I was washing dishes the other day, and thinking about the smashed thing (I do some of my best thinking while washing dishes – which is God’s grace, really, because it’s the only thing that redeems dishwashing for me). As I thought about the smashed thing, the anger over it started to rise up in me again. And I heard that voice in my head say, “This is why you can’t have nice things. Because people smash them. People don’t take care of your things. They are clumsy with you.”
But as quickly as the lie came, the Truth cut through.
How many times has my Father let me hold something valuable, only to watch me lose my grip? Only to see it crushed in my clumsy hands?

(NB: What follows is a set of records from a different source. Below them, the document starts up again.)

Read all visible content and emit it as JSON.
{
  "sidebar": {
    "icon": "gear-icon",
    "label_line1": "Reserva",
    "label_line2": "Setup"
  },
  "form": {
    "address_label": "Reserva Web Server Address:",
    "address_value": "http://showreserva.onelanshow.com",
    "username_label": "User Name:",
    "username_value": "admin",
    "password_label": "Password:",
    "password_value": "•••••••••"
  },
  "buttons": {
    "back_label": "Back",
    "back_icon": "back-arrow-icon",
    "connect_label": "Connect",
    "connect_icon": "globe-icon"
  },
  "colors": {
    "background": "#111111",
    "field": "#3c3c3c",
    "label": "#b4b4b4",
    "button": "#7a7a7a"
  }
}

If I had my way, I would lock all my nice things up in a cupboard. Safe and secure. And only let the people I’ve carefully chosen touch them. The ones who see just how valuable they are to me. And once you smash something, you are off the list.
But His grace is so deep and wide and high and long and, even though I’ve smashed a thousand of his most valuable things, He continues to lavish me with His goodness. His mercy. New. Every morning.
And because I want to be like my Father, I tell that voice that says we can’t have nice things to quiet down.
We can have nice things.
But in the end they are only things. And the hands that drop them – that set them down too hard on the kitchen counter, that pull them from the kitchen shelves, that lose their grip – they belong to the most valuable things our Father has given us. They belong to the ones He loves.